Key/Value cache quantization errors are reduced by ~6.9× / ~2.6×, respectively.

Key Findings

  • First practical 2-bit video KV quantization: Previous best LLM quantization achieves PSNR 20-25 at INT2 for video, QVG reaches 28-30.
  • HY-WorldPlay-8B runs on single RTX 4090 for the first time: Previously, KV memory exceeded capacity, making deployment impossible.
  • Self-Forcing uses longer context within fixed memory: Quality even surpasses original BF16 default KV budget, turning "quantization saves memory" into "quantization enables longer context and thus better quality."

Highlights & Insights

  • Diagnoses "video KV specificity" down to token-channel dimension: Rather than settling for the vague conclusion that "LLM quantization performs poorly," the authors pinpoint the quantization "root causes"—max|K|~\(10^2\), max|V|~\(10^3\), token-dependent outlier drift—and design targeted smoothing.
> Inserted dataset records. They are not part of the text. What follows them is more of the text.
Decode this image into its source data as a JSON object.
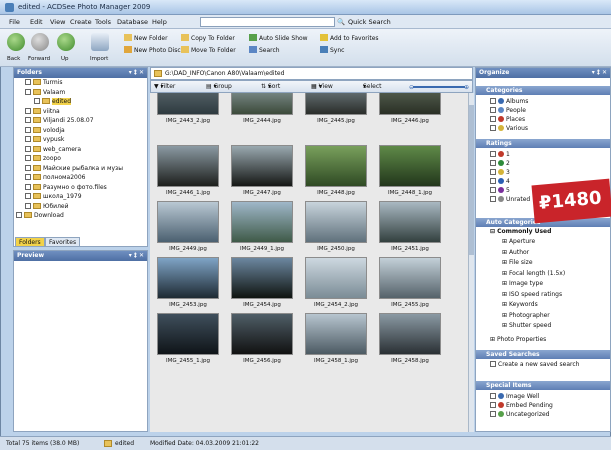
{
  "window": {
    "title": "edited - ACDSee Photo Manager 2009"
  },
  "menu": [
    "File",
    "Edit",
    "View",
    "Create",
    "Tools",
    "Database",
    "Help"
  ],
  "quick_search": {
    "label": "Quick Search",
    "value": ""
  },
  "toolbar": {
    "back": "Back",
    "forward": "Forward",
    "up": "Up",
    "import": "Import",
    "new_folder": "New Folder",
    "new_photo_disc": "New Photo Disc",
    "copy_to_folder": "Copy To Folder",
    "move_to_folder": "Move To Folder",
    "auto_slide_show": "Auto Slide Show",
    "search": "Search",
    "add_to_favorites": "Add to Favorites",
    "sync": "Sync"
  },
  "folders": {
    "title": "Folders",
    "items": [
      {
        "label": "Turmis",
        "indent": 1
      },
      {
        "label": "Valaam",
        "indent": 1
      },
      {
        "label": "edited",
        "indent": 2,
        "selected": true
      },
      {
        "label": "viitna",
        "indent": 1
      },
      {
        "label": "Viljandi 25.08.07",
        "indent": 1
      },
      {
        "label": "volodja",
        "indent": 1
      },
      {
        "label": "vypusk",
        "indent": 1
      },
      {
        "label": "web_camera",
        "indent": 1
      },
      {
        "label": "zoopo",
        "indent": 1
      },
      {
        "label": "Майские рыбалка и музы",
        "indent": 1
      },
      {
        "label": "полнома2006",
        "indent": 1
      },
      {
        "label": "Разумно о фото.files",
        "indent": 1
      },
      {
        "label": "школа_1979",
        "indent": 1
      },
      {
        "label": "Юбилей",
        "indent": 1
      },
      {
        "label": "Download",
        "indent": 0
      }
    ],
    "tabs": [
      "Folders",
      "Favorites"
    ]
  },
  "preview": {
    "title": "Preview"
  },
  "path": "G:\\DAD_INFO\\Canon A80\\Valaam\\edited",
  "filterbar": {
    "filter": "Filter By",
    "group": "Group By",
    "sort": "Sort By",
    "view": "View",
    "select": "Select"
  },
  "thumbnails": [
    {
      "name": "IMG_2443_2.jpg",
      "c1": "#6e7d84",
      "c2": "#2e3a3f"
    },
    {
      "name": "IMG_2444.jpg",
      "c1": "#a5b6bf",
      "c2": "#3c4a3a"
    },
    {
      "name": "IMG_2445.jpg",
      "c1": "#8fa0a8",
      "c2": "#2a2d2a"
    },
    {
      "name": "IMG_2446.jpg",
      "c1": "#6d7c6a",
      "c2": "#2a2f25"
    },
    {
      "name": "IMG_2446_1.jpg",
      "c1": "#8b9aa3",
      "c2": "#1d1f1c"
    },
    {
      "name": "IMG_2447.jpg",
      "c1": "#9aa9b0",
      "c2": "#151715"
    },
    {
      "name": "IMG_2448.jpg",
      "c1": "#79a05c",
      "c2": "#2f4a24"
    },
    {
      "name": "IMG_2448_1.jpg",
      "c1": "#5f8a48",
      "c2": "#22361b"
    },
    {
      "name": "IMG_2449.jpg",
      "c1": "#b9c8d3",
      "c2": "#4b6070"
    },
    {
      "name": "IMG_2449_1.jpg",
      "c1": "#9fb7c9",
      "c2": "#3f5a48"
    },
    {
      "name": "IMG_2450.jpg",
      "c1": "#c8d4dc",
      "c2": "#60717c"
    },
    {
      "name": "IMG_2451.jpg",
      "c1": "#a9b8c2",
      "c2": "#33403f"
    },
    {
      "name": "IMG_2453.jpg",
      "c1": "#7fa4c6",
      "c2": "#1e2a33"
    },
    {
      "name": "IMG_2454.jpg",
      "c1": "#6c87a0",
      "c2": "#0f1410"
    },
    {
      "name": "IMG_2454_2.jpg",
      "c1": "#cdd8e0",
      "c2": "#7b8c96"
    },
    {
      "name": "IMG_2455.jpg",
      "c1": "#c3d0d8",
      "c2": "#55626a"
    },
    {
      "name": "IMG_2455_1.jpg",
      "c1": "#3f4f5c",
      "c2": "#0f1418"
    },
    {
      "name": "IMG_2456.jpg",
      "c1": "#4f5e67",
      "c2": "#111"
    },
    {
      "name": "IMG_2458_1.jpg",
      "c1": "#b7c5cf",
      "c2": "#4c5a63"
    },
    {
      "name": "IMG_2458.jpg",
      "c1": "#8a99a3",
      "c2": "#2a3034"
    }
  ],
  "organize": {
    "title": "Organize",
    "categories_title": "Categories",
    "categories": [
      "Albums",
      "People",
      "Places",
      "Various"
    ],
    "ratings_title": "Ratings",
    "ratings": [
      {
        "label": "1",
        "color": "#c0392b"
      },
      {
        "label": "2",
        "color": "#2e8b3a"
      },
      {
        "label": "3",
        "color": "#d4b43a"
      },
      {
        "label": "4",
        "color": "#2b5fb3"
      },
      {
        "label": "5",
        "color": "#7a2f9c"
      },
      {
        "label": "Unrated",
        "color": "#888888"
      }
    ],
    "auto_title": "Auto Categories",
    "auto_group": "Commonly Used",
    "auto_items": [
      "Aperture",
      "Author",
      "File size",
      "Focal length (1.5x)",
      "Image type",
      "ISO speed ratings",
      "Keywords",
      "Photographer",
      "Shutter speed"
    ],
    "auto_extra": "Photo Properties",
    "saved_title": "Saved Searches",
    "saved_create": "Create a new saved search",
    "special_title": "Special Items",
    "special": [
      "Image Well",
      "Embed Pending",
      "Uncategorized"
    ]
  },
  "price": "₽1480",
  "status": {
    "total": "Total 75 items  (38.0 MB)",
    "folder": "edited",
    "modified": "Modified Date: 04.03.2009 21:01:22"
  }
}
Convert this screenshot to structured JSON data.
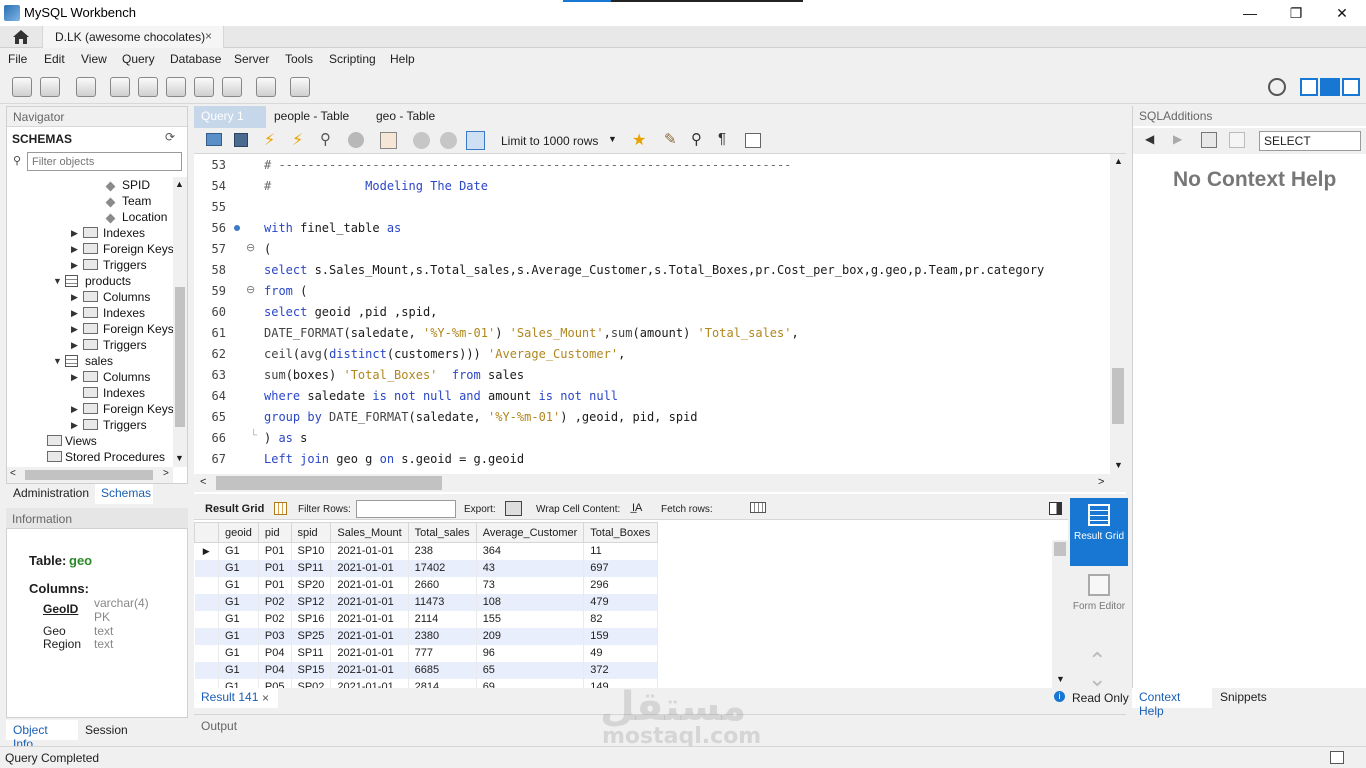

This "diagnose before remedy" research paradigm is highly reusable.
  • k-means + centroid subtraction = data-driven local outlier absorption: Compared to QuaRot's fixed Hadamard rotation for global distribution smoothing, content-based clustering for local homogenization naturally fits video spatiotemporal redundancy, marking a leap from "generic" to "domain-aware" methods.
  • "Memory compression → longer context → quality improvement" flywheel: In LLMs, quantization is usually about "compression-accuracy Pareto"; QVG reveals that in video generation, quantization unlocks longer KV, boosting long-term consistency—a capability metric—thus injecting new freedom into long video research from the memory dimension.

Limitations & Future Work

  • k-means clustering is sensitive to the number of tokens per chunk, and the number of clusters \(C\) is a manually tuned hyperparameter; adaptive clustering strategies remain to be explored.
  • Increasing the number of residual stages \(L\) sacrifices compression ratio; dynamically selecting stages for the "quality-memory" Pareto curve still requires empirical tuning.
  • The paper focuses on 480p and chunk-level autoregressive models; pixel-level autoregressive video generation (e.g., token-by-token) has not yet been validated.
  • Evaluation mainly uses reference-based metrics such as PSNR/SSIM/LPIPS, with limited discussion on the impact on "generation diversity."
  • vs KIVI / KVQuant: Effective for LLMs, but token-channel heterogeneity in video renders outlier handling ineffective; QVG localizes and resolves heterogeneity via clustering.
  • vs QuaRot / RotateKV: Rotational transforms smooth global distributions but cannot handle token-dependent outlier drift; QVG uses data-driven centroids instead of fixed rotations.
  • vs Vector Quantization (PQCache, CommVQ): Uses codebooks to represent tokens; QVG adopts "subtract centroid + quantize residual," with centroids as anchors rather than full codebooks, making it lighter and training-free.
  • vs StreamingT2V / WorldMem / FramePack: These design memory mechanisms at the algorithmic level; QVG expands existing KV budgets from the system side, making them complementary and stackable.

Rating

  • Novelty: ⭐⭐⭐⭐ First to apply "semantic clustering and centroid subtraction" for video KV smoothing, combined with progressive residuals, with clear originality in the combination.
  • Experimental Thoroughness: ⭐⭐⭐⭐⭐ Three SOTA autoregressive video models, INT2/INT4 multi-bit, multiple baseline comparisons, consumer GPU deployment validation, and comprehensive quantization error and quality curves.
  • Writing Quality: ⭐⭐⭐⭐⭐ Smooth logical flow from "system-algorithm coupled KV bottleneck" to problem diagnosis, opportunity identification, method design, and experimental validation.
  • Value: ⭐⭐⭐⭐⭐ Directly enables long video generation, consumer GPU deployment, and context expansion, with immediate engineering impact.